According to the Bay Area Regional Report, since 1950 the Bay Area has already increased in temperature by 1.7 degrees Fahrenheit and local sea level is eight inches higher than it was one hundred years ago. Future climate will render the Bay Area less suitable for our evergreen redwood and fir forests, and more favorable for tolerant chaparral shrub land. The region’s seven million people and $750 billion economy (almost one-third of California’s total) is predicted to be increasingly beset by more “boom and bust” irregular wet and very dry years, punctuated by increasingly intense and damaging storms.
Unsurprisingly, according to the report the Bay Area’s intensifying housing and equity problems have a multiplier affect with climate change. As Bay Area housing spreads further north, south, and inland the result is higher transportation and energy needs for those with the fewest resources available to afford them; and acute disparity in climate vulnerability across Bay Area communities and populations.
“All Californians will likely endure more illness and be at greater risk of early death because of climate change,” bluntly states the statewide summary brochure for California’s climate assessment. “[However] vulnerable populations that already experience the greatest adverse health impacts will be disproportionately affected.”

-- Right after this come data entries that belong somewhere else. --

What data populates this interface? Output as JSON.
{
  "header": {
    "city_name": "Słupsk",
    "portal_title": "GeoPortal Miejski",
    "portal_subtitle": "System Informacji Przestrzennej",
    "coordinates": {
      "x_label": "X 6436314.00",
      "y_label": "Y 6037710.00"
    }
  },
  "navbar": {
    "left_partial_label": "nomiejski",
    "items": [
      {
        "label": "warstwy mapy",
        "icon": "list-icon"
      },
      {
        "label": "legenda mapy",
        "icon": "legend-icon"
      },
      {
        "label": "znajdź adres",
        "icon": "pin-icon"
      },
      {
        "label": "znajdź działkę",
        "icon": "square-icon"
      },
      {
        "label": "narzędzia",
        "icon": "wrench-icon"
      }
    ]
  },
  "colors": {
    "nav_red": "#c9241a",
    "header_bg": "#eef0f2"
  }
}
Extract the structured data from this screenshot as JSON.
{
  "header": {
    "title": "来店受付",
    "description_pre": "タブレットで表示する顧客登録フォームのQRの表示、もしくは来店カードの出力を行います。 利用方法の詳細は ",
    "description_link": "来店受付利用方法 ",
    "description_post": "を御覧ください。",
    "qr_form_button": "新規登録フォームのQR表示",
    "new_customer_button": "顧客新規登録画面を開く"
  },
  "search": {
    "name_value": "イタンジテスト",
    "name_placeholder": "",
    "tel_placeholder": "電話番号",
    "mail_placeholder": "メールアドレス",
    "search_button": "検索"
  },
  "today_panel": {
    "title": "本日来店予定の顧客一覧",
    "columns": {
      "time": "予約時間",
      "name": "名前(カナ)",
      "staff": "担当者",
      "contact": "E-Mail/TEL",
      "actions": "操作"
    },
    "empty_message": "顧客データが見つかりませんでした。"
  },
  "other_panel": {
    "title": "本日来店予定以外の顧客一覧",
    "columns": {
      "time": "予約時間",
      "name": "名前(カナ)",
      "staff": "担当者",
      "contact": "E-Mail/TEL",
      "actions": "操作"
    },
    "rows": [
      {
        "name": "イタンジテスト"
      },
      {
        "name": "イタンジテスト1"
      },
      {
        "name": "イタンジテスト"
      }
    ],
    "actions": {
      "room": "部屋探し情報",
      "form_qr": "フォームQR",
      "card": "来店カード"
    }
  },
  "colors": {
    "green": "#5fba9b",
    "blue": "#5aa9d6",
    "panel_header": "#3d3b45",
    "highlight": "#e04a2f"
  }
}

“We’re much better at being reactive to a disaster than planning ahead,” said UC Berkeley professor and contributing author David Ackerly at a California Adaptation Forum panel in Sacramento on August 27th. “And it is vulnerable communities that suffer from those disasters. How much human suffering has to happen before it triggers the next round of activity?”
The assessment’s data is publicly available online at “Cal-adapt,” where Californians can explore projected impacts for their neighborhoods, towns, and regions.